If the repo was last updated in June 2021, but the game received a patch in 2023, the memory addresses will likely be wrong. Look for Pattern Scanning vs Static Addresses.
Why does 2021 specifically matter? Because it represents the peak of "memory-based" autosplitting. After 2021, many games began implementing anti-cheat software (EAC, BattlEye) that flagged memory-reading as malicious. Consequently, 2021 scripts are often the last "open" versions before developers had to switch to slower pixel-based detection.
Furthermore, the GitHub repositories from 2021 have become historical archives. They document the speedrunning routes and game versions (e.g., Patch 1.16.5 for Minecraft, Patch 1.4 for Binding of Isaac: Repentance) of that era. autosplitter+games+github+2021
2021 was the year of the Hollow Knight Randomizer. Standard splits didn’t work because item locations were shuffled. GitHub hosted specialized autosplitters that read the seed logic, dynamically naming splits based on which item you picked up first.
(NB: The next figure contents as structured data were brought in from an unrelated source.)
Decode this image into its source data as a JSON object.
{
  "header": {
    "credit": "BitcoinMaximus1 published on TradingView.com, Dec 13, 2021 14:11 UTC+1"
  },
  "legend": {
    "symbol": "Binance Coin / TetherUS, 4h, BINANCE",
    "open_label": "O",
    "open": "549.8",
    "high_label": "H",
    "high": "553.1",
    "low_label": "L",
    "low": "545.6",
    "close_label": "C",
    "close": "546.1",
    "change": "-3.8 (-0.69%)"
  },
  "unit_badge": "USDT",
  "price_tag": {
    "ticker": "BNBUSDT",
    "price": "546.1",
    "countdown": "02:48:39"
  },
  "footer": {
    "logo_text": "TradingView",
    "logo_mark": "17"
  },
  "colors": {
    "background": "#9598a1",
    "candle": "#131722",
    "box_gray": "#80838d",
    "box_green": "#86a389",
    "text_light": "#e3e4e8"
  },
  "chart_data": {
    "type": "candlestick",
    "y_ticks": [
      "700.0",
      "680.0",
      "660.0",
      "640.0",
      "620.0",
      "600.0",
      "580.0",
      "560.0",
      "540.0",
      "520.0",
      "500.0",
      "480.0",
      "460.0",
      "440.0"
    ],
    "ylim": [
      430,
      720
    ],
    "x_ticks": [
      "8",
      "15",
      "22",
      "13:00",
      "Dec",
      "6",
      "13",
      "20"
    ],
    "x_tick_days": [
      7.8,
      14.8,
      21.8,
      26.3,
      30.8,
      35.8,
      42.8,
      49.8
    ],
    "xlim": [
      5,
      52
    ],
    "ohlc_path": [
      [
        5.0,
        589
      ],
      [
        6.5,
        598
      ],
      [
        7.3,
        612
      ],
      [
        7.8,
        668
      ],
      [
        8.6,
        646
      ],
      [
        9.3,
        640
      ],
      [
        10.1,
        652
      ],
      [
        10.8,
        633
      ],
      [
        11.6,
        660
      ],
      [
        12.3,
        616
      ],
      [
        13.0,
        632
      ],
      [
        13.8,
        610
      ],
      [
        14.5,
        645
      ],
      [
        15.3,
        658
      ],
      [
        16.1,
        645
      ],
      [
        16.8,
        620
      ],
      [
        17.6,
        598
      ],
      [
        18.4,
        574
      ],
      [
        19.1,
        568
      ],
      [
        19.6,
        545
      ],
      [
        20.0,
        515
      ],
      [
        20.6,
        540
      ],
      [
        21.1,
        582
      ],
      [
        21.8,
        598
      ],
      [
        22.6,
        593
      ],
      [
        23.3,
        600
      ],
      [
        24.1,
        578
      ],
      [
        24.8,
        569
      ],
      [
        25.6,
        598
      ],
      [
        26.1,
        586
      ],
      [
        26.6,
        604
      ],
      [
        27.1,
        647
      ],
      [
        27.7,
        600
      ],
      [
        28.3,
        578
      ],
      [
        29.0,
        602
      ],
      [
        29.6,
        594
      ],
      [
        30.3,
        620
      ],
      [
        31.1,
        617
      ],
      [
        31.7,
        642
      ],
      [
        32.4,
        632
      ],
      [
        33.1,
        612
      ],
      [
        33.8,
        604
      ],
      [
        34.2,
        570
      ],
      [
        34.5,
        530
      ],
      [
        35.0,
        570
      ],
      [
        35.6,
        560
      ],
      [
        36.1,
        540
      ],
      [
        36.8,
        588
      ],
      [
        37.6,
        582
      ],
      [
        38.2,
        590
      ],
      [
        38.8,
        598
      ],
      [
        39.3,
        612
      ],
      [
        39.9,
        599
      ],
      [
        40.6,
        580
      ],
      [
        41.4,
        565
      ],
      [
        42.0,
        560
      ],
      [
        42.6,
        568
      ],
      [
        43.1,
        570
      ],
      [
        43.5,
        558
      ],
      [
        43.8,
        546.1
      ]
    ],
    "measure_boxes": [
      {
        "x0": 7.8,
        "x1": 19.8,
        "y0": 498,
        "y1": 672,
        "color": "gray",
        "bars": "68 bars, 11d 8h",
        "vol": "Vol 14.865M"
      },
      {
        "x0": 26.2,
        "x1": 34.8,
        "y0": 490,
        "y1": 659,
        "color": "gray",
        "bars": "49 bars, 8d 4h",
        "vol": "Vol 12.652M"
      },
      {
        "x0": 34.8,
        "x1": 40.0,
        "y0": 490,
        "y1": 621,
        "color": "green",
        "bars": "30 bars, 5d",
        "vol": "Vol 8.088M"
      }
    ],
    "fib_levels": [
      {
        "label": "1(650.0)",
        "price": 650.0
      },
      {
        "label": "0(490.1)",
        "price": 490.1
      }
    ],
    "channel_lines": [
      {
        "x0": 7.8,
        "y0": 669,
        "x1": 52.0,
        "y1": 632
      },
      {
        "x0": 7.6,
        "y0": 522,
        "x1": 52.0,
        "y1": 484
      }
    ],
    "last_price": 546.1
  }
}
This was cutting-edge ASL scripting.
Searching for "autosplitter games github 2021" is more than a technical query; it is a historical deep dive. You are looking at the moment when speedrunning fully automated its logistics, freeing runners to focus purely on execution. If the repo was last updated in June
Whether you are trying to make Celeste splits work on a Linux emulator or debugging why Slay the Spire won't start timing, the 2021 GitHub repositories hold the answers. They are a testament to open-source collaboration: thousands of developers, players, and modders writing code just to save 0.2 seconds on a loading screen.
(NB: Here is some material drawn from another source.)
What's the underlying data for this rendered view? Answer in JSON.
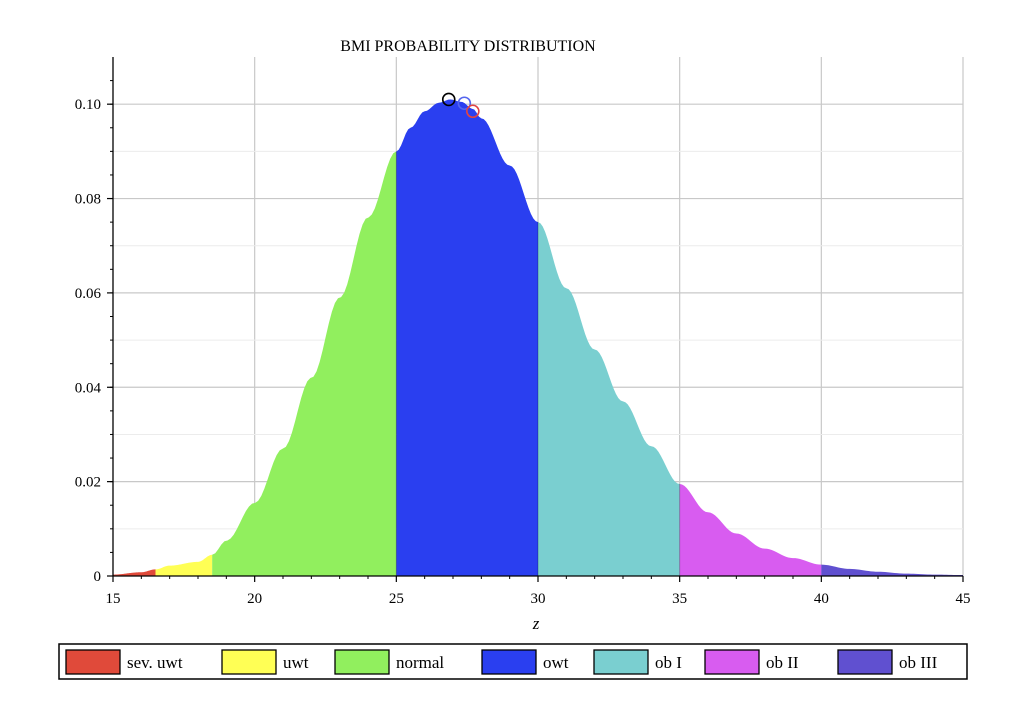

Action Step: Head to GitHub right now. Search LiveSplit.<YourGame> ASL 2021. Check the last commit. Read the memory offsets. And if it works? Fork it. Because someday, that game will patch, and someone will need your 2021 backup. Patch 1.16.5 for Minecraft
Keywords naturally integrated: autosplitter games github 2021, LiveSplit, ASL scripts, speedrunning automation, memory scanning.